Threat hunting with suricata, ElasticSecurity

Good morning.
I have built a suricata, and I am delivering events to elasticsearch with filebeat.

There are various detection rules in elasticsecurity, but among them, detection rules for suricata (ET Rule) do not exist.

I think it can be because the environment is diverse.

I plan to monitor threats to aws network through aws vpc traffic mirroring, and use suricata and elasticsearch for this.

The problem is the correlation rules.
Suricata events occur very often, and it is almost impossible for humans to check them individually.

Therefore, I have to trriger the rules according to the correlation, and I plan to use elasticsearch.

The problem is that there are many examples of rules for host events such as windows event log and syslog, but I could not find examples of correlation rules for NIDS such as suricata and zeek.

Can you tell me an example of creating a correlation rule using suricata and elasticsearch?

When an issue occurs, searching through elasticsearch is very fast and easy.
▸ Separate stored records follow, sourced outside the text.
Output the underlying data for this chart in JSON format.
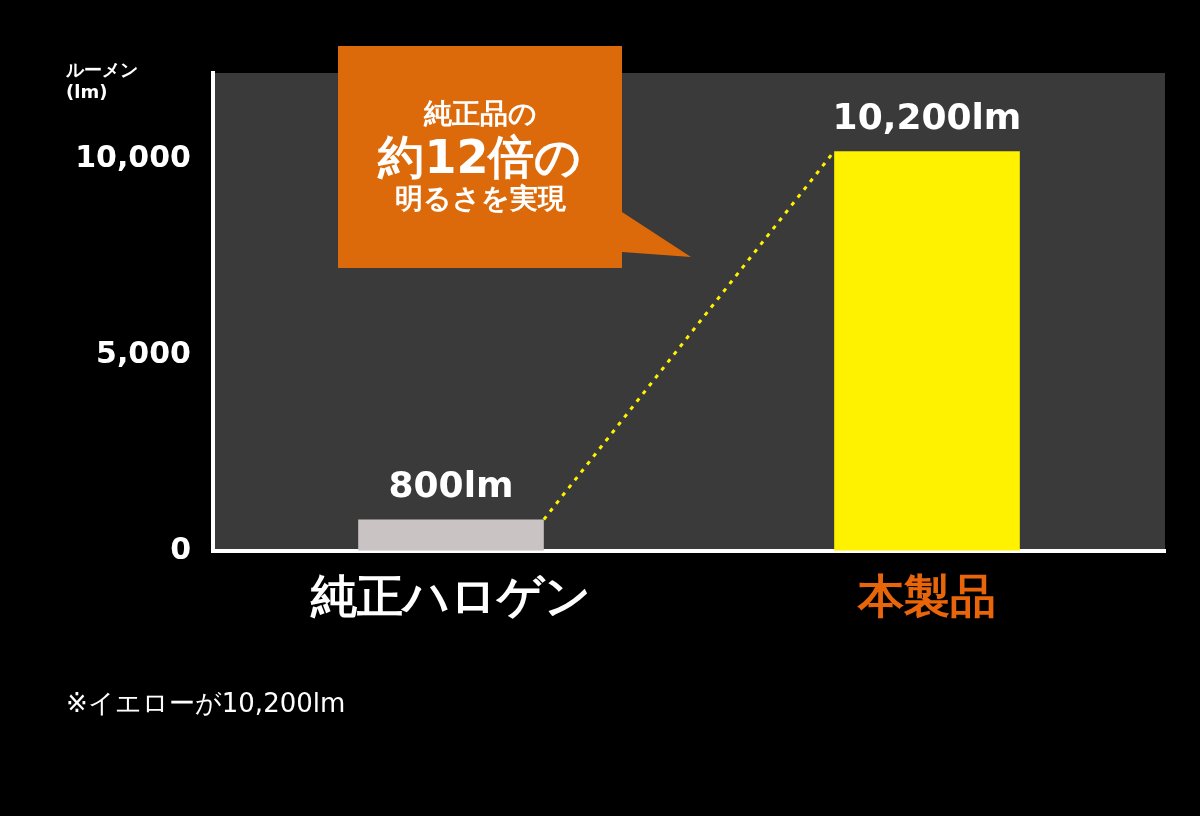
{
  "chart_data": {
    "type": "bar",
    "ylabel": "ルーメン\n(lm)",
    "categories": [
      "純正ハロゲン",
      "本製品"
    ],
    "values": [
      800,
      10200
    ],
    "colors": [
      "#c9c3c3",
      "#fff200"
    ],
    "value_labels": [
      "800lm",
      "10,200lm"
    ],
    "ylim": [
      0,
      12200
    ],
    "yticks": [
      {
        "value": 0,
        "label": "0"
      },
      {
        "value": 5000,
        "label": "5,000"
      },
      {
        "value": 10000,
        "label": "10,000"
      }
    ],
    "grid": false,
    "legend": false,
    "annotations": [
      "純正品の",
      "約12倍の",
      "明るさを実現",
      "※イエローが10,200lm"
    ]
  }
}
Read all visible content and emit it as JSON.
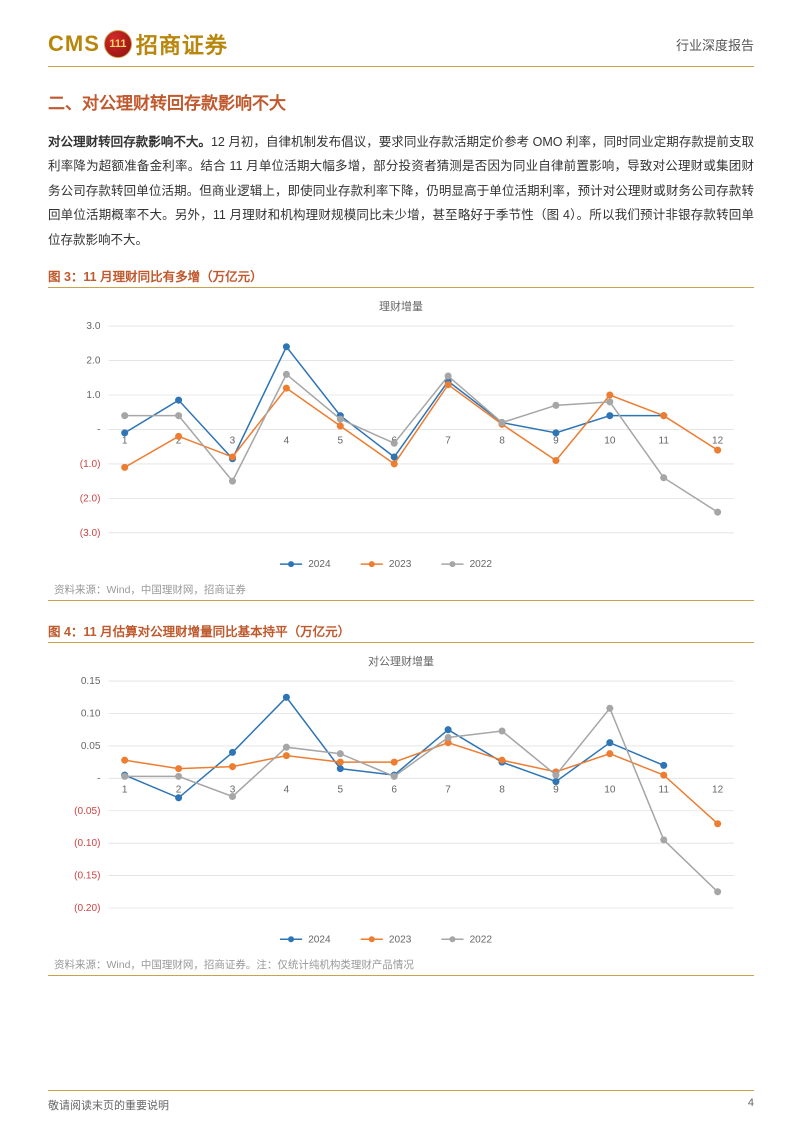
{
  "header": {
    "logo_cms": "CMS",
    "logo_emblem_text": "111",
    "logo_cn": "招商证券",
    "report_type": "行业深度报告"
  },
  "section": {
    "title": "二、对公理财转回存款影响不大",
    "para_lead": "对公理财转回存款影响不大。",
    "para_body": "12 月初，自律机制发布倡议，要求同业存款活期定价参考 OMO 利率，同时同业定期存款提前支取利率降为超额准备金利率。结合 11 月单位活期大幅多增，部分投资者猜测是否因为同业自律前置影响，导致对公理财或集团财务公司存款转回单位活期。但商业逻辑上，即使同业存款利率下降，仍明显高于单位活期利率，预计对公理财或财务公司存款转回单位活期概率不大。另外，11 月理财和机构理财规模同比未少增，甚至略好于季节性（图 4）。所以我们预计非银存款转回单位存款影响不大。"
  },
  "fig3": {
    "title": "图 3：11 月理财同比有多增（万亿元）",
    "subtitle": "理财增量",
    "type": "line",
    "x_categories": [
      "1",
      "2",
      "3",
      "4",
      "5",
      "6",
      "7",
      "8",
      "9",
      "10",
      "11",
      "12"
    ],
    "ylim": [
      -3.0,
      3.0
    ],
    "ytick_step": 1.0,
    "y_ticks_pos": [
      "3.0",
      "2.0",
      "1.0"
    ],
    "y_ticks_zero": "-",
    "y_ticks_neg": [
      "(1.0)",
      "(2.0)",
      "(3.0)"
    ],
    "series": [
      {
        "name": "2024",
        "color": "#2e75b6",
        "values": [
          -0.1,
          0.85,
          -0.85,
          2.4,
          0.4,
          -0.8,
          1.4,
          0.2,
          -0.1,
          0.4,
          0.4,
          null
        ]
      },
      {
        "name": "2023",
        "color": "#ed7d31",
        "values": [
          -1.1,
          -0.2,
          -0.8,
          1.2,
          0.1,
          -1.0,
          1.3,
          0.15,
          -0.9,
          1.0,
          0.4,
          -0.6
        ]
      },
      {
        "name": "2022",
        "color": "#a6a6a6",
        "values": [
          0.4,
          0.4,
          -1.5,
          1.6,
          0.3,
          -0.4,
          1.55,
          0.2,
          0.7,
          0.8,
          -1.4,
          -2.4
        ]
      }
    ],
    "source": "资料来源：Wind，中国理财网，招商证券",
    "background_color": "#ffffff",
    "grid_color": "#e0e0e0",
    "marker_style": "circle",
    "marker_size": 3,
    "line_width": 1.5,
    "label_fontsize": 10
  },
  "fig4": {
    "title": "图 4：11 月估算对公理财增量同比基本持平（万亿元）",
    "subtitle": "对公理财增量",
    "type": "line",
    "x_categories": [
      "1",
      "2",
      "3",
      "4",
      "5",
      "6",
      "7",
      "8",
      "9",
      "10",
      "11",
      "12"
    ],
    "ylim": [
      -0.2,
      0.15
    ],
    "ytick_step": 0.05,
    "y_ticks_pos": [
      "0.15",
      "0.10",
      "0.05"
    ],
    "y_ticks_zero": "-",
    "y_ticks_neg": [
      "(0.05)",
      "(0.10)",
      "(0.15)",
      "(0.20)"
    ],
    "series": [
      {
        "name": "2024",
        "color": "#2e75b6",
        "values": [
          0.005,
          -0.03,
          0.04,
          0.125,
          0.015,
          0.005,
          0.075,
          0.025,
          -0.005,
          0.055,
          0.02,
          null
        ]
      },
      {
        "name": "2023",
        "color": "#ed7d31",
        "values": [
          0.028,
          0.015,
          0.018,
          0.035,
          0.025,
          0.025,
          0.055,
          0.028,
          0.01,
          0.038,
          0.005,
          -0.07
        ]
      },
      {
        "name": "2022",
        "color": "#a6a6a6",
        "values": [
          0.003,
          0.003,
          -0.028,
          0.048,
          0.038,
          0.003,
          0.063,
          0.073,
          0.005,
          0.108,
          -0.095,
          -0.175
        ]
      }
    ],
    "source": "资料来源：Wind，中国理财网，招商证券。注：仅统计纯机构类理财产品情况",
    "background_color": "#ffffff",
    "grid_color": "#e0e0e0",
    "marker_style": "circle",
    "marker_size": 3,
    "line_width": 1.5,
    "label_fontsize": 10
  },
  "footer": {
    "disclaimer": "敬请阅读末页的重要说明",
    "page": "4"
  }
}
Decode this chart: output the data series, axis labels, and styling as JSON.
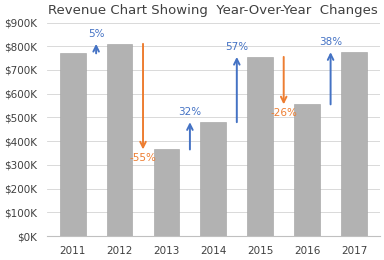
{
  "title": "Revenue Chart Showing  Year-Over-Year  Changes",
  "years": [
    2011,
    2012,
    2013,
    2014,
    2015,
    2016,
    2017
  ],
  "values": [
    770000,
    810000,
    365000,
    480000,
    755000,
    555000,
    775000
  ],
  "bar_color": "#b2b2b2",
  "bar_edge_color": "#a0a0a0",
  "ylim": [
    0,
    900000
  ],
  "yticks": [
    0,
    100000,
    200000,
    300000,
    400000,
    500000,
    600000,
    700000,
    800000,
    900000
  ],
  "ytick_labels": [
    "$0K",
    "$100K",
    "$200K",
    "$300K",
    "$400K",
    "$500K",
    "$600K",
    "$700K",
    "$800K",
    "$900K"
  ],
  "arrow_configs": [
    {
      "from_idx": 0,
      "to_idx": 1,
      "pct": "5%",
      "positive": true
    },
    {
      "from_idx": 1,
      "to_idx": 2,
      "pct": "-55%",
      "positive": false
    },
    {
      "from_idx": 2,
      "to_idx": 3,
      "pct": "32%",
      "positive": true
    },
    {
      "from_idx": 3,
      "to_idx": 4,
      "pct": "57%",
      "positive": true
    },
    {
      "from_idx": 4,
      "to_idx": 5,
      "pct": "-26%",
      "positive": false
    },
    {
      "from_idx": 5,
      "to_idx": 6,
      "pct": "38%",
      "positive": true
    }
  ],
  "positive_color": "#4472c4",
  "negative_color": "#ed7d31",
  "title_fontsize": 9.5,
  "tick_fontsize": 7.5,
  "background_color": "#ffffff",
  "grid_color": "#d3d3d3",
  "bar_width": 0.55
}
However, it seems very difficult to create correlation rules.

In particular, it seems impossible to create an IP-based correlation, how do I solve it?

In general, when using suricata and Elasticsearch, do you only check that certain rules occur?? In this case, the possibility of false positives is high, and there are too many events to be checked.

That is for a specific reason. Suricata rules are its own rules so it is pointless to create detection rules in Elastic Security.

Whenever a Suricata rule is trigger it uses a specific detection rule in Elastic SIEM named "External Alerts"

Can you provide a better description of the type of correlation rule you want to make?

This topic was automatically closed 28 days after the last reply. New replies are no longer allowed.